У вас всегда была палка, готовая ударить нас, когда вы сидели и ели, – вот как вы обращались с нами. Разве мы не подохли бы, если бы все шло по-вашему? Почему же вы не глядели вперед, почему вы не подумали о самих себе? Теперь мы уничтожим вас, теперь вы почувствуете, сколько зубов в нашей пасти, мы пожрем вас», – говорили собаки. А горшки тоже заговорили: «Страдания и боль причинили вы нам. Наши рты почернели от сажи, наши лица почернели от сажи; вы постоянно ставили нас на огонь и жгли нас, как будто бы мы не испытывали никаких мучений. Теперь вы почувствуете это, мы сожжем вас», – так сказали горшки, и они били деревянных людей по лицам, а собаки кусали и рвали их. В ужасе и отчаянии угнетатели побежали так быстро, как только могли, чтобы скрыться от своих восставших рабов. Они хотели вскарабкаться на крыши домов, но дома падали и бросали их на землю, они хотели вскарабкаться на вершины деревьев, но деревья стряхивали их прочь с себя; они хотели скрыться в пещерах, но пещеры закрыли от них свои лица. Так погибли жестокие деревянные люди…

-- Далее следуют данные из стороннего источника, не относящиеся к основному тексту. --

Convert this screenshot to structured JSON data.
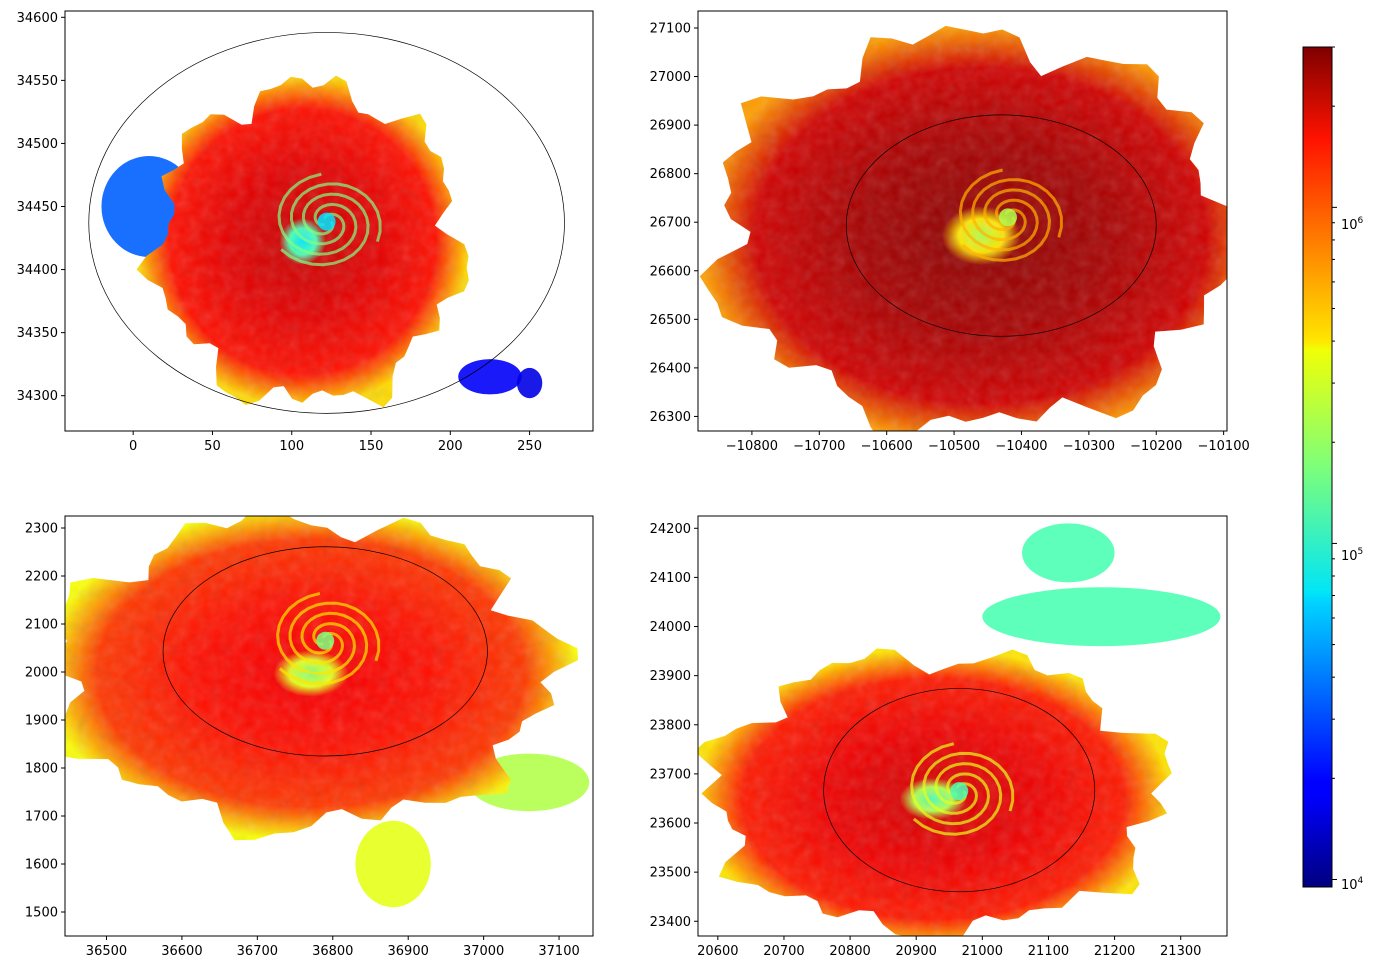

– Эту историю я знал еще с детства, мне ее рассказывал мой дед, – пробурчал Шбаламке, когда Ах-Кукум кончил свое повествование, – к чему ты вспоминаешь ее сейчас? Мы говорим совсем о другом!
Ах-Кукум снова тряхнул волосами, повеселевшими глазами в упор посмотрел на Шбаламке.

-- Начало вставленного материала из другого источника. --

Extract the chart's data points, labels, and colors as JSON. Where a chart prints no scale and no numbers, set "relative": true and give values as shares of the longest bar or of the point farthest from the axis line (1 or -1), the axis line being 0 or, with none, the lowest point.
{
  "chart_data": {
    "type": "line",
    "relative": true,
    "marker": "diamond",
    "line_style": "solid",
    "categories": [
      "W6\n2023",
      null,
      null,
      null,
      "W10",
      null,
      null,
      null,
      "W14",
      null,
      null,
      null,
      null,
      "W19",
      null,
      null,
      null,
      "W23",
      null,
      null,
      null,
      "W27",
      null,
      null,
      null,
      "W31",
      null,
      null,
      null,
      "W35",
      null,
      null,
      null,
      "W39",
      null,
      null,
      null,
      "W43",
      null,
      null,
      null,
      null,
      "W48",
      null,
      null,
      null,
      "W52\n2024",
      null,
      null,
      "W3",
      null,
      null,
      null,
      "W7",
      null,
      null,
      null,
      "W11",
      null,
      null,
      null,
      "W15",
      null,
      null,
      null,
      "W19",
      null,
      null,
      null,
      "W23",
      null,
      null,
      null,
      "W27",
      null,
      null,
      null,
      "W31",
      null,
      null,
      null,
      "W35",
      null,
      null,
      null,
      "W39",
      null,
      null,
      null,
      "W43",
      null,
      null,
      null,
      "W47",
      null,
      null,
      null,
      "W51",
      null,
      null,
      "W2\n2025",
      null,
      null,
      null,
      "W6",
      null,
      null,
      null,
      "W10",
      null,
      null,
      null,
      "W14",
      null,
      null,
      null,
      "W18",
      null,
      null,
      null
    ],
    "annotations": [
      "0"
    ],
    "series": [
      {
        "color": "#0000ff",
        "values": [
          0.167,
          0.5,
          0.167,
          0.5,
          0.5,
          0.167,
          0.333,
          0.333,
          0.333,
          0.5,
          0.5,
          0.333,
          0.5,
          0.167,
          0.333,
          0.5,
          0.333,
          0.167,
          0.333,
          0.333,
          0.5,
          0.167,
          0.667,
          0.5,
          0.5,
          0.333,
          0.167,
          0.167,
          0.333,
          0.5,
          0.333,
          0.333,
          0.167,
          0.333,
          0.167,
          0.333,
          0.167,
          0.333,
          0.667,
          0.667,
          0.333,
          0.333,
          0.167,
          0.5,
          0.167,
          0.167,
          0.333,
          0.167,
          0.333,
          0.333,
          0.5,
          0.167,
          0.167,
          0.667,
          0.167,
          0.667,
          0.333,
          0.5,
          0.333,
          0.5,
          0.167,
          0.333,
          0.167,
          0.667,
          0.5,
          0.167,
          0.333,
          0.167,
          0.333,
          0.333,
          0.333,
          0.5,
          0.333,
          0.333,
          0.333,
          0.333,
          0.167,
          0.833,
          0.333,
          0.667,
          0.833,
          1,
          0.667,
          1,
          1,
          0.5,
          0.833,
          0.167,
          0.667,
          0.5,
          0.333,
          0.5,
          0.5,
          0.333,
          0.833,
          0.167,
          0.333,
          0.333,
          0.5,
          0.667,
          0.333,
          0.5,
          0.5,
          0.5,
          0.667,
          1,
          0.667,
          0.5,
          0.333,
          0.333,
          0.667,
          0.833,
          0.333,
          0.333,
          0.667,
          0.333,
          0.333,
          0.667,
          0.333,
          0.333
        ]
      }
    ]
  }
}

– А ты не понимаешь? Мы все должны подняться на наших угнетателей, уничтожить их и освободиться! Вот о каком другом пути говорил я!
Лицо Шбаламке постепенно прояснялось, пока на нем не появилось радостное выражение. Он наконец понял смысл рассказанного.
– Правильно, правильно! – возликовал он. – Нападем ночью на них, разобьем и станем свободными! Ты хорошо это придумал, – покровительственно обратился он к Ах-Кукуму, – как это я не вспомнил о такой возможности, странно… что-то мне помешало…
Глаза Ах-Кукума вспыхнули от похвалы, он обернулся к Хун-Ахау.
– А что скажешь ты? Почему ты молчишь?
И здесь товарищи Хун-Ахау впервые столкнулись с теми особенностями его характера, которыми впоследствии не раз восхищались – неистощимым терпением и хладнокровием, несокрушимой волей к победе.
– Что скажу я? – медленно проговорил он сквозь стиснутые зубы. – Я ненавижу их не меньше, а больше, чем вы. Твои родители, Шбаламке, в безопасности, твоих, – Хун-Ахау повернулся к Ах-Кукуму, – как ты говоришь, не было в селении, когда произошло нападение, а мой отец был убит на моих глазах, мать или угнана в плен, или тоже убита, дом сожжен. Я разорвал бы каждого из этих насильников на куски, если бы мог! Но сделать это сейчас нельзя! Сколько нас? – Он обернулся, подсчитывая глазами пленных. – Получается, три безоружных, не умеющих сражаться земледельца – ты, воин, здесь один – на одного вооруженного и опытного убийцу. Если ты даже сумеешь за одну ночь поговорить со всеми пленными и убедить их в необходимости восстания – а это не так-то просто, – то все равно ничего не выйдет. Вы убьете трех или четырех воинов, остальные убьют половину наших, а уцелевших погонят дальше…
– Ты трус, – запальчиво бросил ему Шбаламке и тут же испугался вырвавшихся у него обидных слов.
– Нет, я не трус, – возразил ему спокойно Хун-Ахау, и только появившиеся на скулах желваки показывали его волнение, – но я хочу победы и свободы, а не поражения. Если ты хочешь смерти для себя — бросься на любого воина, он тебя уложит на месте, – это твое дело. Но звать на смерть других, обещая им свободу, когда заранее видишь, что ничего не выйдет, – ни ты, ни я, никто из нас не имеет права!